El periodista acusó al alcalde de instigar los ataques, pero este a su vez le acusó de calumnias y lo demandó. Siguió la paliza en la que Béketov perdió una parte del cráneo y también la posibilidad de seguir dedicándose a su profesión. Las tensiones que se habían ido acumulando en Jimki cuando los afgantsi (veteranos de Afganistán) dominaban la administración culminaron en el verano de 2010 con el asalto a pedradas del ayuntamiento por parte de varios centenares de anarquistas y antifascistas. En la actualidad, Jimki tiene otro alcalde y la provincia de Moscú, otro gobernador.
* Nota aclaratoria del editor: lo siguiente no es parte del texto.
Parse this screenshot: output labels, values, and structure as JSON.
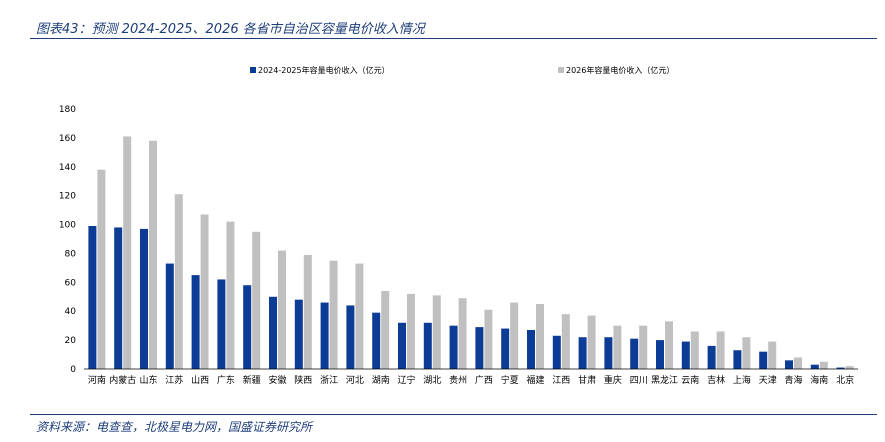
{
  "figure": {
    "title": "图表43：预测 2024-2025、2026 各省市自治区容量电价收入情况",
    "source": "资料来源：电查查，北极星电力网，国盛证券研究所"
  },
  "chart_data": {
    "type": "bar",
    "categories": [
      "河南",
      "内蒙古",
      "山东",
      "江苏",
      "山西",
      "广东",
      "新疆",
      "安徽",
      "陕西",
      "浙江",
      "河北",
      "湖南",
      "辽宁",
      "湖北",
      "贵州",
      "广西",
      "宁夏",
      "福建",
      "江西",
      "甘肃",
      "重庆",
      "四川",
      "黑龙江",
      "云南",
      "吉林",
      "上海",
      "天津",
      "青海",
      "海南",
      "北京"
    ],
    "series": [
      {
        "name": "2024-2025年容量电价收入（亿元）",
        "color": "#0d3c96",
        "values": [
          99,
          98,
          97,
          73,
          65,
          62,
          58,
          50,
          48,
          46,
          44,
          39,
          32,
          32,
          30,
          29,
          28,
          27,
          23,
          22,
          22,
          21,
          20,
          19,
          16,
          13,
          12,
          6,
          3,
          1
        ]
      },
      {
        "name": "2026年容量电价收入（亿元）",
        "color": "#c0c0c0",
        "values": [
          138,
          161,
          158,
          121,
          107,
          102,
          95,
          82,
          79,
          75,
          73,
          54,
          52,
          51,
          49,
          41,
          46,
          45,
          38,
          37,
          30,
          30,
          33,
          26,
          26,
          22,
          19,
          8,
          5,
          2
        ]
      }
    ],
    "ylim": [
      0,
      180
    ],
    "yticks": [
      0,
      20,
      40,
      60,
      80,
      100,
      120,
      140,
      160,
      180
    ],
    "grid": false,
    "legend": "top"
  }
}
Béketov se convirtió en un trágico testimonio de lo que puede sucederle al periodista comprometido con su profesión ante las fuerzas del poder y el dinero. El pasado lunes, a los 55 años, falleció en la clínica donde seguía tratamiento. Sus asesinos todavía no han sido encontrados, a pesar de que el círculo de sospechosos es muy reducido, según dijo el defensor de los derechos humanos de Rusia, Vladímir Lukin, durante los funerales civiles celebrados en la Casa de los Periodistas de Moscú. En 2012, Putin le concedió uno de los premios nacionales de periodismo y durante el acto de entrega prometió acelerar la investigación.
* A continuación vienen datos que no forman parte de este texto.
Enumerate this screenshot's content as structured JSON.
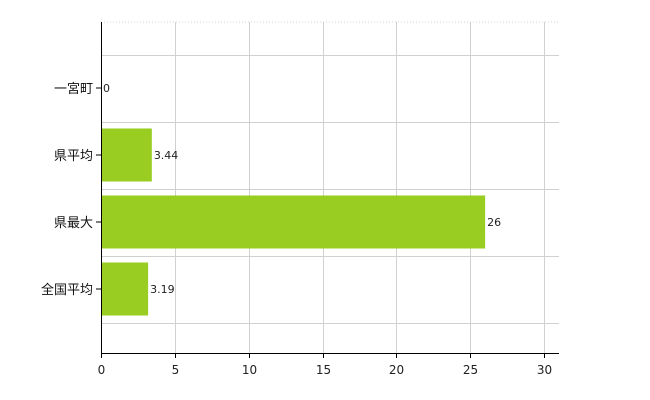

Los investigadores saben quien encargó y ejecutó el crimen, pero carecen de los requisitos procesales necesarios para detenerlos, según dijo hoy la abogada del fallecido, Stalina Gurévich. La abogada manifestó que el fiscal de instrucción encargado del caso la había llamado una sola vez en el último medio año, y eso, tras la muerte de Béketov. Distintos comentaristas llaman la atención sobre el contraste entre la celeridad con la que las autoridades encuentran y detienen a sospechosos de protagonizar los desordenes en las manifestaciones que precedieron a la toma de posesión de Putin en mayo pasado y la desidia a la hora de encontrar a los culpables de la violencia contra los periodistas.
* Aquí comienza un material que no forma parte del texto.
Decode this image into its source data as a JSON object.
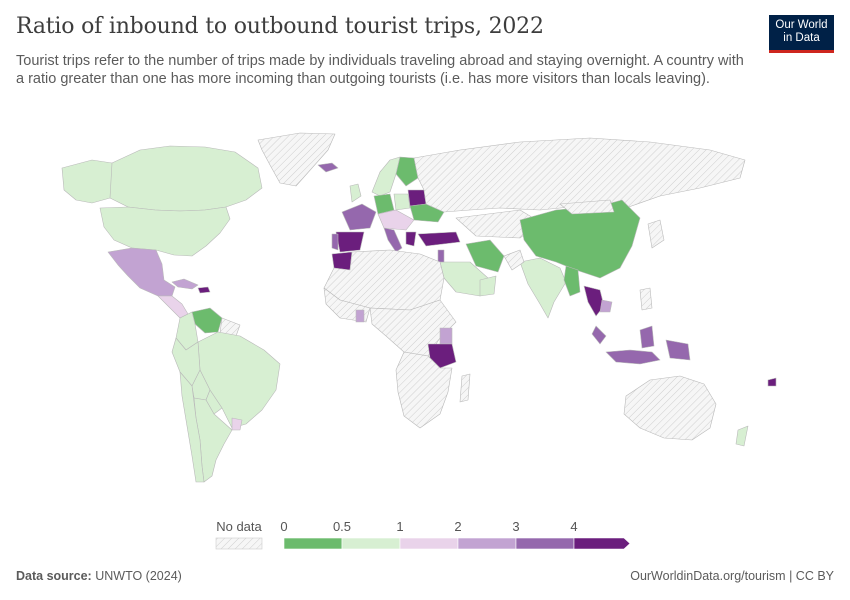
{
  "header": {
    "title": "Ratio of inbound to outbound tourist trips, 2022",
    "subtitle": "Tourist trips refer to the number of trips made by individuals traveling abroad and staying overnight. A country with a ratio greater than one has more incoming than outgoing tourists (i.e. has more visitors than locals leaving).",
    "logo_line1": "Our World",
    "logo_line2": "in Data"
  },
  "legend": {
    "no_data_label": "No data",
    "ticks": [
      "0",
      "0.5",
      "1",
      "2",
      "3",
      "4"
    ],
    "colors": [
      "#6cbb6d",
      "#d7efd2",
      "#e9d3ea",
      "#c2a3d2",
      "#9568ad",
      "#6b1e7d"
    ],
    "no_data_color": "#eeeeee"
  },
  "footer": {
    "source_label": "Data source:",
    "source_value": "UNWTO (2024)",
    "link": "OurWorldinData.org/tourism | CC BY"
  },
  "colors": {
    "dark_green": "#6cbb6d",
    "light_green": "#d7efd2",
    "lightest_purple": "#e9d3ea",
    "light_purple": "#c2a3d2",
    "mid_purple": "#9568ad",
    "dark_purple": "#6b1e7d",
    "no_data": "#eeeeee",
    "border": "#b7b7b7"
  }
}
Gurévich dijo que Béketov había continuado esperando que se esclareciera quien había atentado contra él. Cada vez que iba a verlo, explicaba la abogada al diario Kommersant, el periodista le enseñaba la mano sin dedos y la pierna amputada. “Para él era muy importante que encontraran a los culpables. Por desgracia no ha vivido para verlo”, sentenció. Al final, tras un rechazo inicial por supuesta falta de sitio, al cadáver de Béketov le encontraron un sitio en un cementerio local de Jimki donde ahora estudian si deben dedicarle una calle. Putin envió sus condolencias a los familiares del muerto.